Election to the district's governing board is just a logical extension of her work to improve Central schools, said Shields.
She said the biggest concern facing Central Unified today is academics -- specifically student test scores and the need to improve them. Shields calls herself a parent advocate because she was often the "go-to" person at her children's schools when other parents needed to get something done or had questions. "A lot of them thought I worked for the school," she joked.
Geringer realizes she will have to work to win her seat and wonders what effect the district's recent change to by-district voting will have on the election.
Many districts have altered board elections after coming under fire for not adhering to the 2002 Voting Rights Act. The act requires public agencies to elect by districts if it's proven that at-large elections -- in which all voters can vote for any candidate -- lessen the chances for a minority candidate to win. Hispanic groups have pushed for such changes, saying candidates favored by minorities lose elections to white candidates who have the money to finance large, citywide campaigns.

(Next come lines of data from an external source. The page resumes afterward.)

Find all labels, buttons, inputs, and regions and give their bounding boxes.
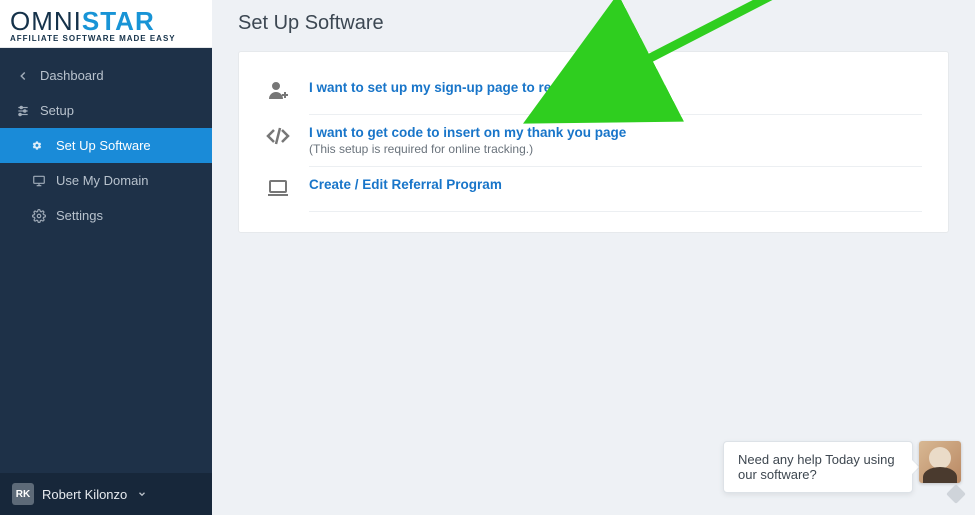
option-get-code[interactable]: I want to get code to insert on my thank…: [265, 115, 922, 166]
chevron-down-icon: [137, 487, 147, 502]
divider: [309, 211, 922, 212]
sidebar: OMNISTAR AFFILIATE SOFTWARE MADE EASY Da…: [0, 0, 212, 515]
page-title: Set Up Software: [238, 12, 949, 35]
chat-bubble: Need any help Today using our software?: [723, 441, 913, 493]
brand-name-accent: STAR: [82, 6, 155, 37]
sidebar-item-setup-software[interactable]: Set Up Software: [0, 128, 212, 163]
user-plus-icon: [265, 78, 291, 104]
gear-icon: [32, 209, 46, 223]
sidebar-item-use-my-domain[interactable]: Use My Domain: [0, 163, 212, 198]
sidebar-item-label: Settings: [56, 208, 103, 223]
option-note: (This setup is required for online track…: [309, 142, 626, 156]
monitor-icon: [32, 174, 46, 188]
sidebar-item-label: Set Up Software: [56, 138, 151, 153]
chat-avatar[interactable]: [919, 441, 961, 483]
chat-message: Need any help Today using our software?: [738, 452, 895, 482]
sidebar-nav: Dashboard Setup Set Up Software Use My D…: [0, 48, 212, 473]
option-link: Create / Edit Referral Program: [309, 177, 502, 192]
option-link: I want to get code to insert on my thank…: [309, 125, 626, 140]
laptop-icon: [265, 175, 291, 201]
sliders-icon: [16, 104, 30, 118]
option-link: I want to set up my sign-up page to regi…: [309, 80, 658, 95]
avatar: RK: [12, 483, 34, 505]
brand-logo: OMNISTAR AFFILIATE SOFTWARE MADE EASY: [0, 0, 212, 48]
brand-tagline: AFFILIATE SOFTWARE MADE EASY: [10, 34, 202, 43]
sidebar-item-dashboard[interactable]: Dashboard: [0, 58, 212, 93]
code-icon: [265, 123, 291, 149]
user-name: Robert Kilonzo: [42, 487, 127, 502]
option-signup-page[interactable]: I want to set up my sign-up page to regi…: [265, 70, 922, 114]
sidebar-item-label: Dashboard: [40, 68, 104, 83]
setup-options-card: I want to set up my sign-up page to regi…: [238, 51, 949, 233]
option-referral-program[interactable]: Create / Edit Referral Program: [265, 167, 922, 211]
gears-icon: [32, 139, 46, 153]
main-content: Set Up Software I want to set up my sign…: [212, 0, 975, 515]
sidebar-item-label: Use My Domain: [56, 173, 148, 188]
chat-widget[interactable]: Need any help Today using our software?: [723, 441, 961, 493]
sidebar-item-setup[interactable]: Setup: [0, 93, 212, 128]
user-menu[interactable]: RK Robert Kilonzo: [0, 473, 212, 515]
sidebar-item-settings[interactable]: Settings: [0, 198, 212, 233]
chevron-left-icon: [16, 69, 30, 83]
brand-name-plain: OMNI: [10, 6, 82, 37]
sidebar-item-label: Setup: [40, 103, 74, 118]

Geringer said that since it's a smaller pool of people voting in Area 2, "I could lose this election."
Meanwhile, voters elsewhere in the district who previously were able to vote for her are concerned that they no longer have her support, which is not true, Geringer said.
One of the biggest issues she sees in Central Unified is growth and the need for additional schools -- even at a time when voters may not want to approve more bond measures. "We were fortunate to pass the last bond issue," she said.
Another brewing issue is whether the district should switch to full-day kindergarten, upon which she is still undecided. Geringer said she is leaning against it because there aren't enough aides to help teachers.